Mais les choses ne se déroulèrent pas comme prévu. Les Européens avaient ouvert la mallette et exhibé des rangées de billets verts et plusieurs clés USB contenant des portefeuilles en cryptomonnaies pour une valeur encore difficile à chiffrer, mais sans doute plus élevée que ce que Gwen aurait jamais évalué un vase Ming, ou quoi que ce soit d'autre en ce monde pour tout dire. Les liquidités pour maintenant, les portefeuilles pour vos besoins ultérieurs, avaient-ils dit dans un japonais approximatif et avec un fort accent latin. Ils avaient tendu les mains pour recevoir le vase. C'est là que les balles avaient commencé à fuser, presque silencieusement.
On aurait dit que quelqu'un décapsulait des dizaines de bouteille à un rythme effréné, mais les capsules perçaient les parois fines de la petite maison dans un concert de bruits sourds de bois éclaté et de papier déchiré.

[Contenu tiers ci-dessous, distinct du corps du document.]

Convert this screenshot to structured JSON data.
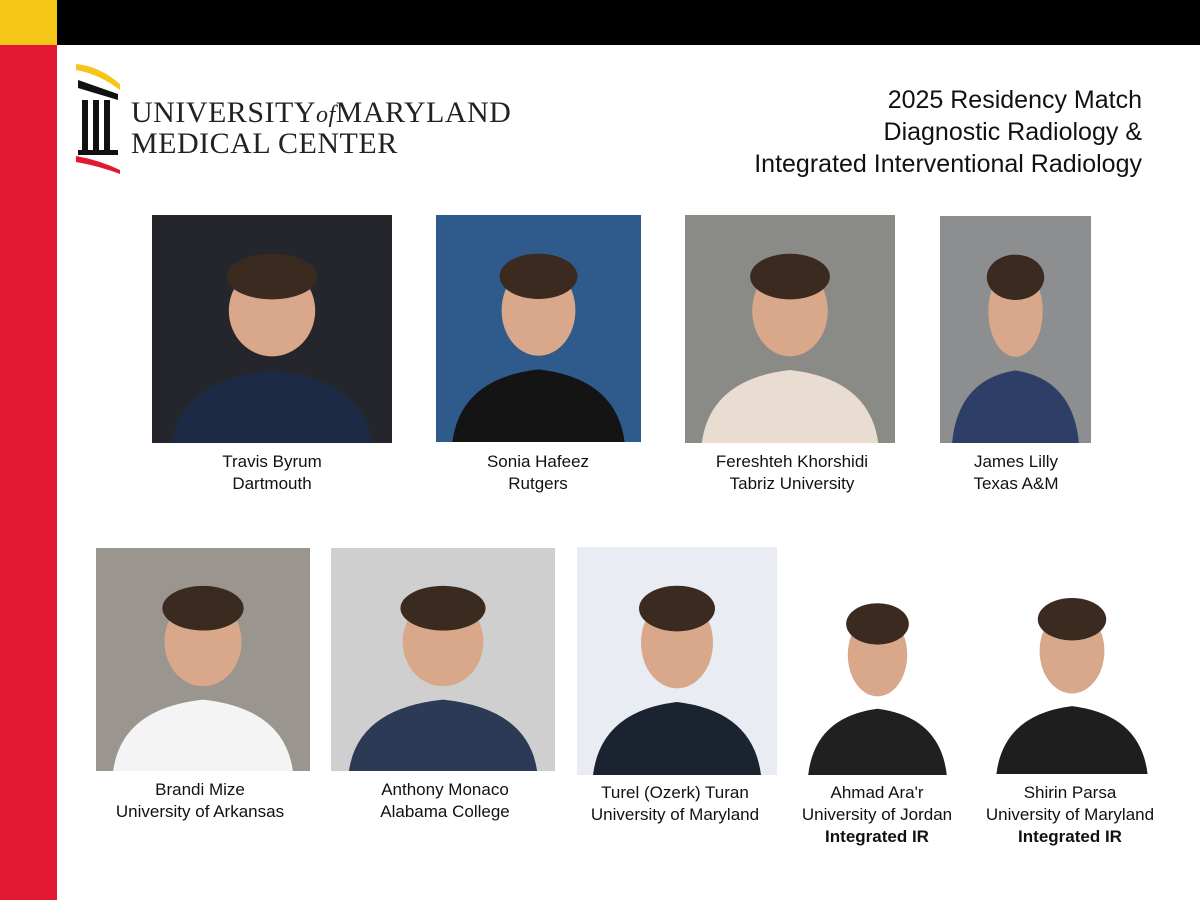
{
  "header": {
    "logo": {
      "university": "UNIVERSITY",
      "of": "of",
      "maryland": "MARYLAND",
      "medical_center": "MEDICAL CENTER"
    },
    "title": [
      "2025 Residency Match",
      "Diagnostic Radiology &",
      "Integrated Interventional Radiology"
    ]
  },
  "people": [
    {
      "name": "Travis Byrum",
      "school": "Dartmouth"
    },
    {
      "name": "Sonia Hafeez",
      "school": "Rutgers"
    },
    {
      "name": "Fereshteh Khorshidi",
      "school": "Tabriz University"
    },
    {
      "name": "James Lilly",
      "school": "Texas A&M"
    },
    {
      "name": "Brandi Mize",
      "school": "University of Arkansas"
    },
    {
      "name": "Anthony Monaco",
      "school": "Alabama College"
    },
    {
      "name": "Turel (Ozerk) Turan",
      "school": "University of Maryland"
    },
    {
      "name": "Ahmad Ara'r",
      "school": "University of Jordan",
      "program": "Integrated IR"
    },
    {
      "name": "Shirin Parsa",
      "school": "University of Maryland",
      "program": "Integrated IR"
    }
  ]
}
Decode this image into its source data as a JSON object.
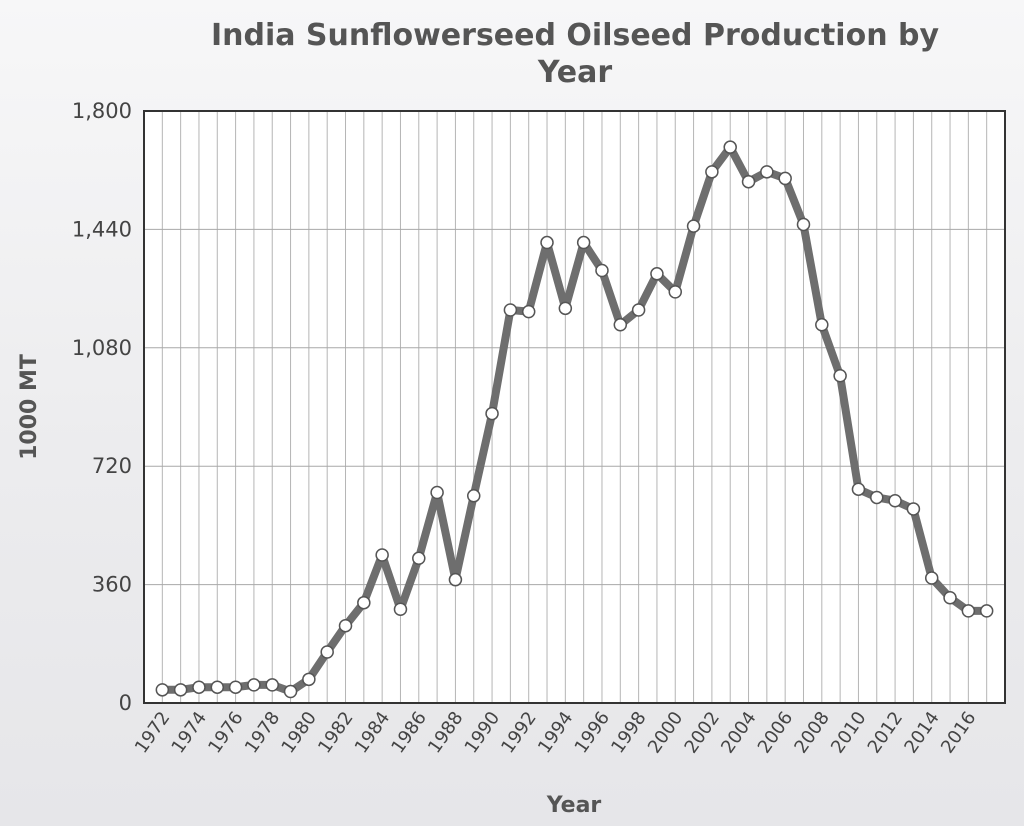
{
  "chart_data": {
    "type": "line",
    "title": "India Sunflowerseed Oilseed Production by Year",
    "title_lines": [
      "India Sunflowerseed Oilseed Production by",
      "Year"
    ],
    "xlabel": "Year",
    "ylabel": "1000 MT",
    "ylim": [
      0,
      1800
    ],
    "yticks": [
      0,
      360,
      720,
      1080,
      1440,
      1800
    ],
    "ytick_labels": [
      "0",
      "360",
      "720",
      "1,080",
      "1,440",
      "1,800"
    ],
    "xlim": [
      1971,
      2018
    ],
    "xtick_labels": [
      "1972",
      "1974",
      "1976",
      "1978",
      "1980",
      "1982",
      "1984",
      "1986",
      "1988",
      "1990",
      "1992",
      "1994",
      "1996",
      "1998",
      "2000",
      "2002",
      "2004",
      "2006",
      "2008",
      "2010",
      "2012",
      "2014",
      "2016"
    ],
    "grid": true,
    "line_color": "#6e6e6e",
    "marker_fill": "#ffffff",
    "x": [
      1972,
      1973,
      1974,
      1975,
      1976,
      1977,
      1978,
      1979,
      1980,
      1981,
      1982,
      1983,
      1984,
      1985,
      1986,
      1987,
      1988,
      1989,
      1990,
      1991,
      1992,
      1993,
      1994,
      1995,
      1996,
      1997,
      1998,
      1999,
      2000,
      2001,
      2002,
      2003,
      2004,
      2005,
      2006,
      2007,
      2008,
      2009,
      2010,
      2011,
      2012,
      2013,
      2014,
      2015,
      2016,
      2017
    ],
    "values": [
      40,
      40,
      48,
      48,
      48,
      55,
      55,
      35,
      72,
      155,
      235,
      305,
      450,
      285,
      440,
      640,
      375,
      630,
      880,
      1195,
      1190,
      1400,
      1200,
      1400,
      1315,
      1150,
      1195,
      1305,
      1250,
      1450,
      1615,
      1690,
      1585,
      1615,
      1595,
      1455,
      1150,
      995,
      650,
      625,
      615,
      590,
      380,
      320,
      280,
      280
    ]
  }
}
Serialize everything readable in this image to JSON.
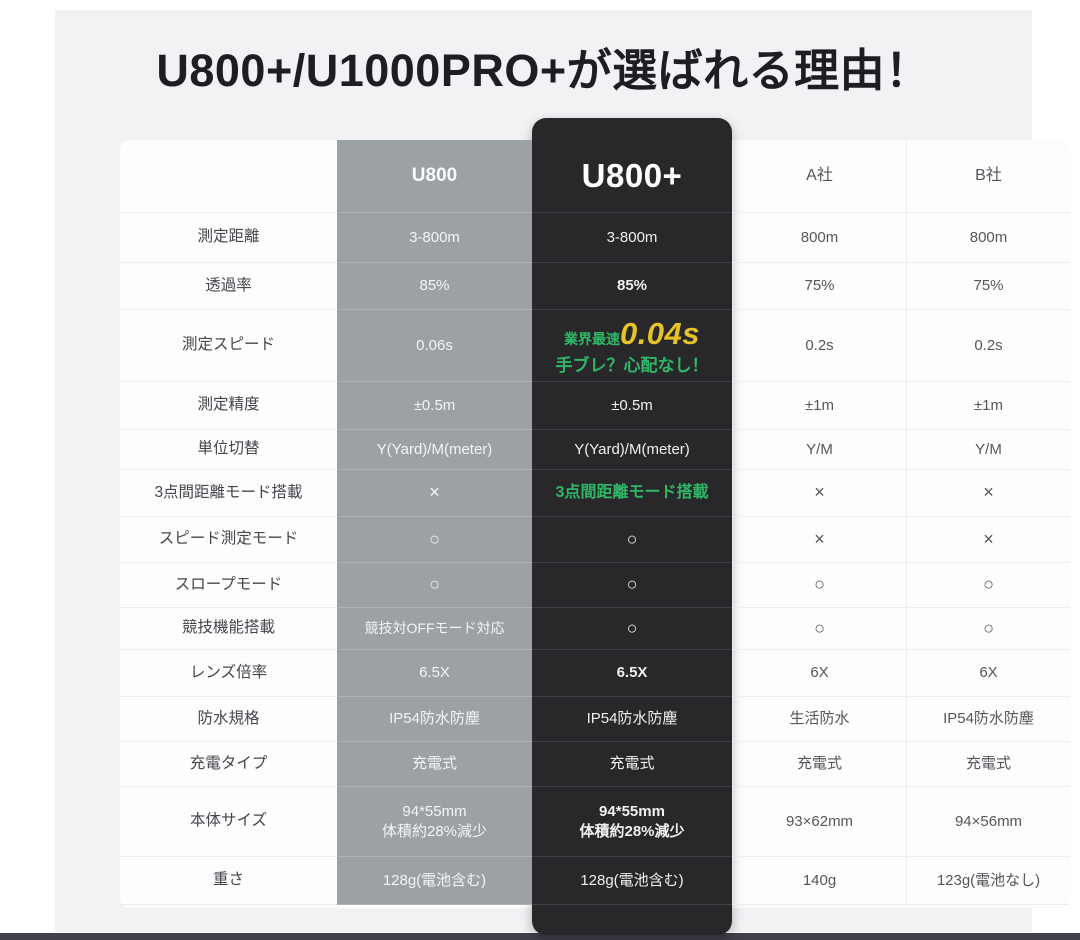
{
  "page": {
    "title": "U800+/U1000PRO+が選ばれる理由！"
  },
  "colors": {
    "accent_green": "#2fb767",
    "accent_yellow": "#e6c324",
    "column_u800_bg": "#9ba1a4",
    "column_u800plus_bg": "#28282b",
    "promo_bg": "#f2f2f5"
  },
  "table": {
    "headers": {
      "u800": "U800",
      "u800plus": "U800+",
      "companyA": "A社",
      "companyB": "B社"
    },
    "rows": [
      {
        "label": "測定距離",
        "u800": "3-800m",
        "u800plus": "3-800m",
        "a": "800m",
        "b": "800m"
      },
      {
        "label": "透過率",
        "u800": "85%",
        "u800plus": "85%",
        "a": "75%",
        "b": "75%"
      },
      {
        "label": "測定スピード",
        "u800": "0.06s",
        "u800plus_prefix": "業界最速",
        "u800plus_value": "0.04s",
        "u800plus_note": "手ブレ？心配なし！",
        "a": "0.2s",
        "b": "0.2s"
      },
      {
        "label": "測定精度",
        "u800": "±0.5m",
        "u800plus": "±0.5m",
        "a": "±1m",
        "b": "±1m"
      },
      {
        "label": "単位切替",
        "u800": "Y(Yard)/M(meter)",
        "u800plus": "Y(Yard)/M(meter)",
        "a": "Y/M",
        "b": "Y/M"
      },
      {
        "label": "3点間距離モード搭載",
        "u800": "×",
        "u800plus": "3点間距離モード搭載",
        "a": "×",
        "b": "×"
      },
      {
        "label": "スピード測定モード",
        "u800": "○",
        "u800plus": "○",
        "a": "×",
        "b": "×"
      },
      {
        "label": "スロープモード",
        "u800": "○",
        "u800plus": "○",
        "a": "○",
        "b": "○"
      },
      {
        "label": "競技機能搭載",
        "u800": "競技対OFFモード対応",
        "u800plus": "○",
        "a": "○",
        "b": "○"
      },
      {
        "label": "レンズ倍率",
        "u800": "6.5X",
        "u800plus": "6.5X",
        "a": "6X",
        "b": "6X"
      },
      {
        "label": "防水規格",
        "u800": "IP54防水防塵",
        "u800plus": "IP54防水防塵",
        "a": "生活防水",
        "b": "IP54防水防塵"
      },
      {
        "label": "充電タイプ",
        "u800": "充電式",
        "u800plus": "充電式",
        "a": "充電式",
        "b": "充電式"
      },
      {
        "label": "本体サイズ",
        "u800_line1": "94*55mm",
        "u800_line2": "体積約28%減少",
        "u800plus_line1": "94*55mm",
        "u800plus_line2": "体積約28%減少",
        "a": "93×62mm",
        "b": "94×56mm"
      },
      {
        "label": "重さ",
        "u800": "128g(電池含む)",
        "u800plus": "128g(電池含む)",
        "a": "140g",
        "b": "123g(電池なし)"
      }
    ]
  }
}
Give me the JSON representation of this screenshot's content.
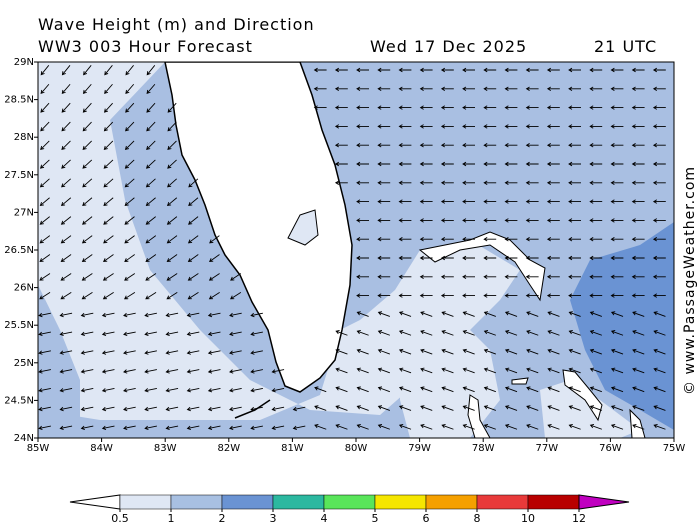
{
  "chart_data": {
    "type": "map",
    "title": "Wave Height (m) and Direction",
    "subtitle": "WW3 003 Hour Forecast",
    "date": "Wed 17 Dec 2025",
    "time": "21 UTC",
    "watermark": "© www.PassageWeather.com",
    "xlim": [
      -85,
      -75
    ],
    "ylim": [
      24,
      29
    ],
    "xticks": [
      {
        "value": -85,
        "label": "85W"
      },
      {
        "value": -84,
        "label": "84W"
      },
      {
        "value": -83,
        "label": "83W"
      },
      {
        "value": -82,
        "label": "82W"
      },
      {
        "value": -81,
        "label": "81W"
      },
      {
        "value": -80,
        "label": "80W"
      },
      {
        "value": -79,
        "label": "79W"
      },
      {
        "value": -78,
        "label": "78W"
      },
      {
        "value": -77,
        "label": "77W"
      },
      {
        "value": -76,
        "label": "76W"
      },
      {
        "value": -75,
        "label": "75W"
      }
    ],
    "yticks": [
      {
        "value": 24,
        "label": "24N"
      },
      {
        "value": 24.5,
        "label": "24.5N"
      },
      {
        "value": 25,
        "label": "25N"
      },
      {
        "value": 25.5,
        "label": "25.5N"
      },
      {
        "value": 26,
        "label": "26N"
      },
      {
        "value": 26.5,
        "label": "26.5N"
      },
      {
        "value": 27,
        "label": "27N"
      },
      {
        "value": 27.5,
        "label": "27.5N"
      },
      {
        "value": 28,
        "label": "28N"
      },
      {
        "value": 28.5,
        "label": "28.5N"
      },
      {
        "value": 29,
        "label": "29N"
      }
    ],
    "colorbar": {
      "levels": [
        0.5,
        1,
        2,
        3,
        4,
        5,
        6,
        8,
        10,
        12
      ],
      "colors": [
        "#ffffff",
        "#dfe7f4",
        "#a8c0e2",
        "#6a93d3",
        "#2cb8a0",
        "#59e55a",
        "#f5e600",
        "#f5a000",
        "#e83a3a",
        "#b80000",
        "#c000c0"
      ]
    }
  }
}
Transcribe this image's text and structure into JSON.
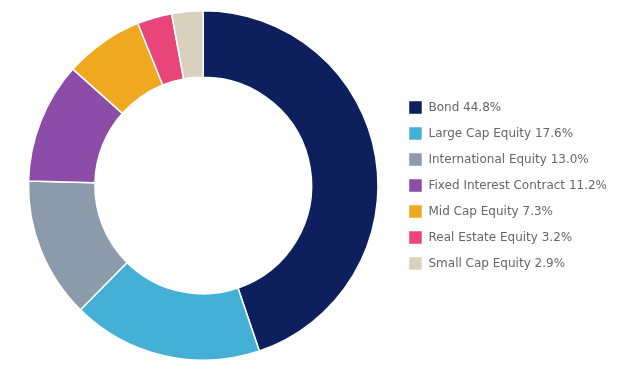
{
  "chart_data": {
    "type": "donut",
    "categories": [
      "Bond 44.8%",
      "Large Cap Equity 17.6%",
      "International Equity 13.0%",
      "Fixed Interest Contract 11.2%",
      "Mid Cap Equity 7.3%",
      "Real Estate Equity 3.2%",
      "Small Cap Equity 2.9%"
    ],
    "values": [
      44.8,
      17.6,
      13.0,
      11.2,
      7.3,
      3.2,
      2.9
    ],
    "colors": [
      "#0d1f5c",
      "#45b0d5",
      "#8c9bab",
      "#8b4da8",
      "#f0a820",
      "#e8457a",
      "#d9d0be"
    ],
    "legend": "right"
  }
}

La bicoque traditionnelle ne faisait pas le poids face aux MP7 silencieux des Gardiens, qui firent un carnage avant de faire irruption à l'intérieur de la pièce. Peut-être parce qu'elle tenait le vase, Gwen n'avait pas été touchée. Le vase lui fut arraché des mains et, avant qu'elle puisse réaliser ce qui venait de se passer, une silhouette noire et épaisse l'avait assommée de la semelle de sa botte.
Elle se réveilla après un temps impossible à déterminer, la tête sifflant comme une cocotte minute sous pression. Elle était dans un lieu étrange. On eut dit une sorte d'entrepôt, en tout cas un bâtiment commercial, basique, comme il y en avait des millions à travers le monde. Vide, ou presque. Dans l'éclairage médiocre, elle pouvait distinguer, à bonne distance, une personne qui attendait dans un fauteuil. Si elle tentait de bouger, elle remarquerait que ses bras et ses jambes avaient été fermement encordés à la chaise qui la soutenait. Peut-être même sentirait-elle le fourmillement dû à la tension des fibres contre sa peau.
— Vous m'avez volé quelque chose de... particulièrement précieux, dit enfin la personne face à elle. Ma première idée était de vous tuer sans attendre, mais je suis d'une nature curieuse, et je me suis dit qu'une petite discussion ne coûtait rien. N'est-ce pas ? Quel est votre nom ? Et pourquoi m'avoir volé ?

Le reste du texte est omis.